Department of Electrical and Computer Engineering, Michigan State University, East Lansing, MI 48824, USA.
Department of Statistics and Probability, Michigan State University, East Lansing, MI 48824, USA.
Bioinformatics. 2022 May 26;38(11):3011-3019. doi: 10.1093/bioinformatics/btac288.

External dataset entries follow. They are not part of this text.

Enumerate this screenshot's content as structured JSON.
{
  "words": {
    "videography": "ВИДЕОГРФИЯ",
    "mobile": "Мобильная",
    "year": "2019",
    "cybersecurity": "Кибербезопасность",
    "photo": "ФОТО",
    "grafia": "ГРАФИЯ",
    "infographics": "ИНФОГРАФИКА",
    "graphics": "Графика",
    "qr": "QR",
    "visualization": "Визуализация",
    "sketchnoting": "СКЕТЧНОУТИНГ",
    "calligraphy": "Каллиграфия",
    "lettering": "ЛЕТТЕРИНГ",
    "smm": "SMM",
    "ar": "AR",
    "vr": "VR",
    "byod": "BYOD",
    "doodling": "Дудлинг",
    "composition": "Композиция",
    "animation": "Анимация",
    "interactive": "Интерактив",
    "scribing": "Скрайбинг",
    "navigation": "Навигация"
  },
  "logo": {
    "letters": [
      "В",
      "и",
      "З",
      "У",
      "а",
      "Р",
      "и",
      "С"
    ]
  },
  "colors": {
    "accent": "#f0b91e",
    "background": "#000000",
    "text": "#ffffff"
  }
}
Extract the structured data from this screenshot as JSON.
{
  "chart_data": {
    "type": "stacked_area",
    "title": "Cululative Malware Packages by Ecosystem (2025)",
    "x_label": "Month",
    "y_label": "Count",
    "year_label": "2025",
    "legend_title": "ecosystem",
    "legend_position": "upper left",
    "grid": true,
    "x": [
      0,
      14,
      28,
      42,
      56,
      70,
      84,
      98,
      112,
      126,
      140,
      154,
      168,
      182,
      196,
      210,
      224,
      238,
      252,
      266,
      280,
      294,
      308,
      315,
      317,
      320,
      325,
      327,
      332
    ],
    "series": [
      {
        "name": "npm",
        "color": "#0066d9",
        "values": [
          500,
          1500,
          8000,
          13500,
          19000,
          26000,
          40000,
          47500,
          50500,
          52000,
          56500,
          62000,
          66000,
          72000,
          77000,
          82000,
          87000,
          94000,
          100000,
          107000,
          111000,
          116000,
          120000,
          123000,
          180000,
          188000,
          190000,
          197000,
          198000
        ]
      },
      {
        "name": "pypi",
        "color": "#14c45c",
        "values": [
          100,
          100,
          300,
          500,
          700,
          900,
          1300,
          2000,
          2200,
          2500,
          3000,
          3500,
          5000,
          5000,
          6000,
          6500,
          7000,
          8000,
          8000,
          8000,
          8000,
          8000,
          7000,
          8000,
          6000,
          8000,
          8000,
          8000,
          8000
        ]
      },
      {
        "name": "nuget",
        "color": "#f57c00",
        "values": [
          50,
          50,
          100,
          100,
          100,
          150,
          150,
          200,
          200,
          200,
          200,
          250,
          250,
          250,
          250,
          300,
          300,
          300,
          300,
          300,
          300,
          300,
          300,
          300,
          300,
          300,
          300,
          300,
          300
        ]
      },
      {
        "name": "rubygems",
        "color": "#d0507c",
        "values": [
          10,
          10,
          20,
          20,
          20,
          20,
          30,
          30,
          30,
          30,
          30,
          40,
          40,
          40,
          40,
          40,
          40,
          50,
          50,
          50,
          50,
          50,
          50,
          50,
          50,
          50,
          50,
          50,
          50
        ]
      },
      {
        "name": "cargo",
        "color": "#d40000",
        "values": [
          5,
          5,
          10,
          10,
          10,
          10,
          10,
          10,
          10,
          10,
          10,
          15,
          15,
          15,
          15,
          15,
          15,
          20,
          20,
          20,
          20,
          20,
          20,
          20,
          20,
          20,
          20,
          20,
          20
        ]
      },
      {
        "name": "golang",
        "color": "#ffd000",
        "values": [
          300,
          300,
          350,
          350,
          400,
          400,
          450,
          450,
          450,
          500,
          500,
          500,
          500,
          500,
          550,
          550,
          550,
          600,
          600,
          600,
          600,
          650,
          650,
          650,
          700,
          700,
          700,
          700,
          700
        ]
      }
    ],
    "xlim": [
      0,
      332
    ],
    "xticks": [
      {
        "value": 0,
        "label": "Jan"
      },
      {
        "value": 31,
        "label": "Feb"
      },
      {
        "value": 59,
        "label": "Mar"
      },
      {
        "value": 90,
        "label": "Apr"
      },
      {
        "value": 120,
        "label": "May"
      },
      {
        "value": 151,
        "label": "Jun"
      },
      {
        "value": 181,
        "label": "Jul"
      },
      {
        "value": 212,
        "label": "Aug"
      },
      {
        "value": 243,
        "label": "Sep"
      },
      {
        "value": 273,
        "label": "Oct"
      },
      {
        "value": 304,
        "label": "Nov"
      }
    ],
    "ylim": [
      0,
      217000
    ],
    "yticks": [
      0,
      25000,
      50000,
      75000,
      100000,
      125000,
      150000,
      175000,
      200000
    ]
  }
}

Elucidating the topology of gene regulatory networks (GRNs) from large single-cell RNA sequencing datasets, while effectively capturing its inherent cell-cycle heterogeneity and dropouts, is currently one of the most pressing problems in computational systems biology. Recently, graph learning (GL) approaches based on graph signal processing have been developed to infer graph topology from signals defined on graphs. However, existing GL methods are not suitable for learning signed graphs, a characteristic feature of GRNs, which are capable of accounting for both activating and inhibitory relationships in the gene network. They are also incapable of handling high proportion of zero values present in the single cell datasets.
To this end, we propose a novel signed GL approach, scSGL, that learns GRNs based on the assumption of smoothness and non-smoothness of gene expressions over activating and inhibitory edges, respectively. scSGL is then extended with kernels to account for non-linearity of co-expression and for effective handling of highly occurring zero values. The proposed approach is formulated as a non-convex optimization problem and solved using an efficient ADMM framework. Performance assessment using simulated datasets demonstrates the superior performance of kernelized scSGL over existing state of the art methods in GRN recovery. The performance of scSGL is further investigated using human and mouse embryonic datasets.
The scSGL code and analysis scripts are available on https://github.com/Single-Cell-Graph-Learning/scSGL.
Supplementary data are available at Bioinformatics online.
从大型单细胞 RNA 测序数据集阐明基因调控网络 (GRN) 的拓扑结构,同时有效地捕捉其内在的细胞周期异质性和缺失,是计算系统生物学中最紧迫的问题之一。最近,基于图信号处理的图学习 (GL) 方法已经被开发出来,以便从图上定义的信号推断图的拓扑结构。然而,现有的 GL 方法不适合学习有向图,这是 GRN 的一个特征,有向图能够在基因网络中考虑激活和抑制关系。它们也无法处理单细胞数据集中原先存在的大量零值。
为此,我们提出了一种新的有向 GL 方法 scSGL,该方法基于基因表达在激活和抑制边缘上的平滑性和非平滑性假设来学习 GRN。然后,通过核函数扩展 scSGL 来考虑共表达的非线性以及有效处理高度出现的零值。所提出的方法被公式化为一个非凸优化问题,并使用有效的 ADMM 框架进行求解。使用模拟数据集进行的性能评估表明,核 scSGL 在 GRN 恢复方面优于现有的最先进方法。使用人类和小鼠胚胎数据集进一步研究了 scSGL 的性能。
scSGL 代码和分析脚本可在 https://github.com/Single-Cell-Graph-Learning/scSGL 上获得。
补充数据可在生物信息学在线获得。